= Diana: Her Fashion Story =

Exhibition at Kensington Palace

Diana: Her Fashion Story was an art exhibition of gowns and suits worn by Diana, Princess of Wales, to mark the 20th anniversary of her death. It was originally open seasonally at Kensington Palace from February 2017 to February 2018, but later had an extended run until February 2019.

==Exhibition==
The exhibition featured some of Diana's favourite dresses created by numerous fashion designers, including the Travolta dress. The exhibition, which was curated with the blessing of her sons, featured 25 dresses and traced her style evolution throughout the 1980s and 1990s. 5 of the 25 outfits were owned by Historic Royal Palaces, with the rest being on loan from owners around the world.
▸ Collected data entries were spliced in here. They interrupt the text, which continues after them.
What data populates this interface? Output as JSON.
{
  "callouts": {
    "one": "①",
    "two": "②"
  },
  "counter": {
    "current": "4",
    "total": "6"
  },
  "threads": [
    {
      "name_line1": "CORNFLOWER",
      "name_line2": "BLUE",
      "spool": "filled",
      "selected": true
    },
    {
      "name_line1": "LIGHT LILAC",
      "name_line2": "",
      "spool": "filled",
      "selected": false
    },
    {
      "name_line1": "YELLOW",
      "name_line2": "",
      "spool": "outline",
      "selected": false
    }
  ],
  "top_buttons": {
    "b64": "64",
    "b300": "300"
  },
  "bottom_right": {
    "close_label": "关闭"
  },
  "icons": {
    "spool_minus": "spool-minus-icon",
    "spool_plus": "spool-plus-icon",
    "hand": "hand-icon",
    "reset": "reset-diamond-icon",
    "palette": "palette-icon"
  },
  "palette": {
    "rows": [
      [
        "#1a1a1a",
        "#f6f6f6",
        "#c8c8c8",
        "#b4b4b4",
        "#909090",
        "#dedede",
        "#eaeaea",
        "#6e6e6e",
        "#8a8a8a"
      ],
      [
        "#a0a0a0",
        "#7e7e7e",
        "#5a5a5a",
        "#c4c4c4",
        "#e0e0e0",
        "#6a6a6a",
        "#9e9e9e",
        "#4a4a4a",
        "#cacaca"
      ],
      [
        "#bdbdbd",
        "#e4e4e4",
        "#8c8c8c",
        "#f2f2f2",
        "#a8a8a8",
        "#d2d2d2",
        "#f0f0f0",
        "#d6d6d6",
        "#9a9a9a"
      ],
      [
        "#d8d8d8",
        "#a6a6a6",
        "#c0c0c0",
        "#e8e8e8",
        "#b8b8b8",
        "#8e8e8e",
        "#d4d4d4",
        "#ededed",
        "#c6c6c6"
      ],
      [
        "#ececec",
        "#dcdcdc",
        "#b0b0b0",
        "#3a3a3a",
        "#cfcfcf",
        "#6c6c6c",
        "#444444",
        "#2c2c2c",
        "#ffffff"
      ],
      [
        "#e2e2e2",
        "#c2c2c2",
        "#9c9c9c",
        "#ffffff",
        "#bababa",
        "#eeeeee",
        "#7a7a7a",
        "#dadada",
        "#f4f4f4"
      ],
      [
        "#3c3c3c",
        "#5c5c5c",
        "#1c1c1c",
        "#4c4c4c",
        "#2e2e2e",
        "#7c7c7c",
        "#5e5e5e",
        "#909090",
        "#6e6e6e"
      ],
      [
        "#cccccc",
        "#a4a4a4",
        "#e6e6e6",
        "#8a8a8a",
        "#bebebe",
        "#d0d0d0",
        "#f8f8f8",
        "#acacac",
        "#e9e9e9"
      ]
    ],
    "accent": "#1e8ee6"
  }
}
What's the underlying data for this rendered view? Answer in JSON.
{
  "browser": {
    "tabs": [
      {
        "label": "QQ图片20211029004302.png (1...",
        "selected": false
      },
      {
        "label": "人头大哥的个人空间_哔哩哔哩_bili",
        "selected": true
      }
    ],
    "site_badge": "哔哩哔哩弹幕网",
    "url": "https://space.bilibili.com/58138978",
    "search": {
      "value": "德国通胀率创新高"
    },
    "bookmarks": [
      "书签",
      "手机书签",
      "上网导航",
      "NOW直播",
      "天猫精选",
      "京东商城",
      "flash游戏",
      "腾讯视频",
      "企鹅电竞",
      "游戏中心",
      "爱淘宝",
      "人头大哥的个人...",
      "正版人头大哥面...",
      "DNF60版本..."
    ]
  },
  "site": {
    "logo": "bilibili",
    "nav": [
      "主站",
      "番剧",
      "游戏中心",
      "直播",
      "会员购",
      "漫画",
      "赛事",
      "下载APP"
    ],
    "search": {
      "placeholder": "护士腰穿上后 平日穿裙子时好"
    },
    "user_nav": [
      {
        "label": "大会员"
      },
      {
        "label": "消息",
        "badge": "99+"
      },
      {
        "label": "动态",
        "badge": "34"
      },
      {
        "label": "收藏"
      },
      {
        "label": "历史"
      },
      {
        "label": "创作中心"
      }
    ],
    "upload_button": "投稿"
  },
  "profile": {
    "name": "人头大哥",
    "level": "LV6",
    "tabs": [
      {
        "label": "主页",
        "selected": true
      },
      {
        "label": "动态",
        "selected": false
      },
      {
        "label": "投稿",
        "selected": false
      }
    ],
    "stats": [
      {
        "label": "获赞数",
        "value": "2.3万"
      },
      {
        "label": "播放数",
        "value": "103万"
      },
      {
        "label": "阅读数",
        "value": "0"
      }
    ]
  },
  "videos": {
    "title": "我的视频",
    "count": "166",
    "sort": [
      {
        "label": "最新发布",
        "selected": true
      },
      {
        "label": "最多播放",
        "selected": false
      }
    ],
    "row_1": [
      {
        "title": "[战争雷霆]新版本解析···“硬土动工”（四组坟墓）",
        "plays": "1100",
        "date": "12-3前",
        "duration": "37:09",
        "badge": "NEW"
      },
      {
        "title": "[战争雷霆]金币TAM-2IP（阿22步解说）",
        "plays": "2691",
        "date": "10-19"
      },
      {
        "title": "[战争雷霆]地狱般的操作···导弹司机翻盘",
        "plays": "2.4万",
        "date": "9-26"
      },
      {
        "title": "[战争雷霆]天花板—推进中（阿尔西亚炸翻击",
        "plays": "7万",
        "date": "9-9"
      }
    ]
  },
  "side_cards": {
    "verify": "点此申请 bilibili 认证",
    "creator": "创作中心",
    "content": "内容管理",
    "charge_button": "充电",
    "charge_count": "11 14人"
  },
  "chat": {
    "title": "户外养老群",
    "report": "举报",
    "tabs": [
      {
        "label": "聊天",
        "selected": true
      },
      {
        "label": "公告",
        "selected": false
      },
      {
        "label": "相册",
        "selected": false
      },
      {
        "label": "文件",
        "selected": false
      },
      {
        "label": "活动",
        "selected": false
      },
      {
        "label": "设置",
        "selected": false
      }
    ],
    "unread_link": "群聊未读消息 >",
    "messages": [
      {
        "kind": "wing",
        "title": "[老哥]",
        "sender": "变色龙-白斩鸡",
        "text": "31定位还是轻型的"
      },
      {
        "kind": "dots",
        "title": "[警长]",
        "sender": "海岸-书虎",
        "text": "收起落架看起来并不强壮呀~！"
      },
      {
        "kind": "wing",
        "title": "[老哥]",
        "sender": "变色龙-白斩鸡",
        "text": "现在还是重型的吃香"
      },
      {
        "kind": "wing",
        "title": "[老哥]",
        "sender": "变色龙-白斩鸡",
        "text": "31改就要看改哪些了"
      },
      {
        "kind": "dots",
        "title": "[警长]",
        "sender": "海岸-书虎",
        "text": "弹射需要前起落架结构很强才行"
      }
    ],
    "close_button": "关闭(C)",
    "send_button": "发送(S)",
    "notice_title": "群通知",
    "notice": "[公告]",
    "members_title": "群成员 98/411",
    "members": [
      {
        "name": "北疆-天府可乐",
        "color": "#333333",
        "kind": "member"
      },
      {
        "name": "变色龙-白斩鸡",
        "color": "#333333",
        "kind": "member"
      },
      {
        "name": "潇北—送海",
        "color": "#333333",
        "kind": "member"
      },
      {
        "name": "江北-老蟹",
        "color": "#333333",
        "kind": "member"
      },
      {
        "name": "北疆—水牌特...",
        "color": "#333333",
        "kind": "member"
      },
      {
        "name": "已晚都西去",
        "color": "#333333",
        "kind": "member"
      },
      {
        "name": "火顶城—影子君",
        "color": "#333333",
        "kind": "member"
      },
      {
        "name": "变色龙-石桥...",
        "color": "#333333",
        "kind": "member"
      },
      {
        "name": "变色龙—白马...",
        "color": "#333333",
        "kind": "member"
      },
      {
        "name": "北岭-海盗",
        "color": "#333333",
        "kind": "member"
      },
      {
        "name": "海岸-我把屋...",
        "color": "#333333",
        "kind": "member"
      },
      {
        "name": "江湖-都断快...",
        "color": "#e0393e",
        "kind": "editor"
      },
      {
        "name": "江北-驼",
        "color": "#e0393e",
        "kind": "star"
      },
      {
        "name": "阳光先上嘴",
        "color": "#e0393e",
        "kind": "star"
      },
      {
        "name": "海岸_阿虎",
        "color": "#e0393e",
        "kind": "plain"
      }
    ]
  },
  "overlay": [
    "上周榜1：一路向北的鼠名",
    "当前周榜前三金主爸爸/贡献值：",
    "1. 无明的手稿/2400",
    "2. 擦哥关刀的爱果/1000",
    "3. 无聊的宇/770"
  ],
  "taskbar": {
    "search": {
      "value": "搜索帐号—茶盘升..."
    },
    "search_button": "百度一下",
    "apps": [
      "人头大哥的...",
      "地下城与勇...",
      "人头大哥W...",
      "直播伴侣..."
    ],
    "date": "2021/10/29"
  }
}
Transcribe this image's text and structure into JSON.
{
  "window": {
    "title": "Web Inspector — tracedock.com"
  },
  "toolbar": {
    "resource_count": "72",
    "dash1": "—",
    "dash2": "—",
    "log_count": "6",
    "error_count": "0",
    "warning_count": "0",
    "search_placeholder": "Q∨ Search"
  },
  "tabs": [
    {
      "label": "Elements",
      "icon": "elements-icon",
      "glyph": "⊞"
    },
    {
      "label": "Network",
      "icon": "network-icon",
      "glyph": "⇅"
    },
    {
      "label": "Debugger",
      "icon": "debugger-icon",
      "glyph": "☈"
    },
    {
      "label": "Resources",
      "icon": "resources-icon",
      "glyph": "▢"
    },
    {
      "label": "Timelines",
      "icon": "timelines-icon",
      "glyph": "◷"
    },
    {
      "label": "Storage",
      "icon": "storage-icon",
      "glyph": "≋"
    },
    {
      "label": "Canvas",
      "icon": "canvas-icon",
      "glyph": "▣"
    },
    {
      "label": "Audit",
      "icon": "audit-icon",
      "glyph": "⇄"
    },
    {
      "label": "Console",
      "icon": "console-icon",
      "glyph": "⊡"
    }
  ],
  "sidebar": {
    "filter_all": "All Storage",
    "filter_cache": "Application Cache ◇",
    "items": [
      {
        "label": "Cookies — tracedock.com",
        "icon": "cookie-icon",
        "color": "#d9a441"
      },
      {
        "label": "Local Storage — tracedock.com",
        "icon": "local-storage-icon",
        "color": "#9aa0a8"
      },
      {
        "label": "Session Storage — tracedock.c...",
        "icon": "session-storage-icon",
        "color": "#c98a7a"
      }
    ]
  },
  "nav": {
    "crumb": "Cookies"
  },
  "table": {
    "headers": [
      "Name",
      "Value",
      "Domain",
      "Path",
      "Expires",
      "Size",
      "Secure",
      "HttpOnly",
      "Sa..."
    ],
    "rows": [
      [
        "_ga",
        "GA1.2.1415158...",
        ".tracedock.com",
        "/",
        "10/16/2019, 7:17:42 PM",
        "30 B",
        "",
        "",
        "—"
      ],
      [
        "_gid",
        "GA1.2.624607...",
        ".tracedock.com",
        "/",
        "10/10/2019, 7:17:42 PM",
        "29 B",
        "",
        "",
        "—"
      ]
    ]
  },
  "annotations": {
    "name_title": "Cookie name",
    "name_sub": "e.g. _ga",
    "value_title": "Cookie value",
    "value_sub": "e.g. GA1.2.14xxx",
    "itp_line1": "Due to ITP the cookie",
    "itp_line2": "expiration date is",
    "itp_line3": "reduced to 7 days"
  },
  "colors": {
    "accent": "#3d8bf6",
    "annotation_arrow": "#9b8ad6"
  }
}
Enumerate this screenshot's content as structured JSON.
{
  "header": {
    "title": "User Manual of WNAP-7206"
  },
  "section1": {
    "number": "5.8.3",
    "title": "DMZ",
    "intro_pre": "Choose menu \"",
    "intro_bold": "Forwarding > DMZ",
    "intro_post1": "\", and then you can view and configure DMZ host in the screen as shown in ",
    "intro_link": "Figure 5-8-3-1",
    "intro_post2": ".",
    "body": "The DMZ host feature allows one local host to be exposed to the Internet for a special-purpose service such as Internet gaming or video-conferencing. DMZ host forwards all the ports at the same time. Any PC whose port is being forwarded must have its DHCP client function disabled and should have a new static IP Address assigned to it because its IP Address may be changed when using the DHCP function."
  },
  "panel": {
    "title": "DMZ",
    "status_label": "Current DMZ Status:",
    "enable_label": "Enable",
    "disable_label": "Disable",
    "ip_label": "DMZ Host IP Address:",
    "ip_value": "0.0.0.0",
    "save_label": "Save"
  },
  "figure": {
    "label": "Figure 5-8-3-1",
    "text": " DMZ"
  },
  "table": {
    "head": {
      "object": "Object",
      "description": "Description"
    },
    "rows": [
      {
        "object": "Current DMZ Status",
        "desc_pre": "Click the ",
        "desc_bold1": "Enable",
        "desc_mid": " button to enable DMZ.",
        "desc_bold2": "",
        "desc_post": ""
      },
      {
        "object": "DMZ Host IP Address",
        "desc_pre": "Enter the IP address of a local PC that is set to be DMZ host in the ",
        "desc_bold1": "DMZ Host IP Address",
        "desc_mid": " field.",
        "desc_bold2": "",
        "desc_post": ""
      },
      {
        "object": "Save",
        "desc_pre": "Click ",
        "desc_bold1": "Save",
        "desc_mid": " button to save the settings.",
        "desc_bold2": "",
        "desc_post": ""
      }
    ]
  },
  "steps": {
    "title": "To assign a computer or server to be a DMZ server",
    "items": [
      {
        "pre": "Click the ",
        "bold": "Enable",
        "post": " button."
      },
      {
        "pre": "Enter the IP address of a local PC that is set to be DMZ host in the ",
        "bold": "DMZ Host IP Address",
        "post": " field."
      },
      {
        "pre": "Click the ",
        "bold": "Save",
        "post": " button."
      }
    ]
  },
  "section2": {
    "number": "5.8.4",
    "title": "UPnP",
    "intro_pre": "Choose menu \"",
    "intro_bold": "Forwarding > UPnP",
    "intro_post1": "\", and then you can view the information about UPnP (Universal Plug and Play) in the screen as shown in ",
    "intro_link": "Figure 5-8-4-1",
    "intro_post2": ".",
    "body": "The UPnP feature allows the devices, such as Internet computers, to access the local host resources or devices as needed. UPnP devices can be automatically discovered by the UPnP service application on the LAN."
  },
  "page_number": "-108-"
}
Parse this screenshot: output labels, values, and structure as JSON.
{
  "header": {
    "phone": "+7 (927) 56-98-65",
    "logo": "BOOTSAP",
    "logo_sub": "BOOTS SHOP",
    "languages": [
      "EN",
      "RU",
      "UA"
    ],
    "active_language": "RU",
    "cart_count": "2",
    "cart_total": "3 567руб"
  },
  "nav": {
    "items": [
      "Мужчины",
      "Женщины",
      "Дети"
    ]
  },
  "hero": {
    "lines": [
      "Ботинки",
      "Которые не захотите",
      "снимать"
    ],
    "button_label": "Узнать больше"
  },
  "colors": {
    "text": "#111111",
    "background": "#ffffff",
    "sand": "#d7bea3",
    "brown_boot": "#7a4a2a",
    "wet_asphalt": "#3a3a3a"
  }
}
Eleri Lynn, curator of the exhibition, stated that the Princess sought not to be known as a "clothes horse", and mentioned that the style designed by Diana and Catherine Walker "was a very slender, fluid silhouette" to mimic timeless fashion, rather than the trends of the time period.

==Reception==
Following the opening of the exhibition, Catherine Bennett of The Guardian said such exhibitions are among the suitable ways to commemorate public figures whose fashion styles were noted due to their achievements. The exhibition suggests to detractors who, like many other princesses, say that "looking lovely in different clothes was pretty much her life's work", that it also generates interest in her clothing.

Mark Hudson of The Daily Telegraph gave the exhibition four stars, calling it a "riveting" show that highlighted the "magnificence" of Diana's dresses and traced her fashion development through a series of themed displays.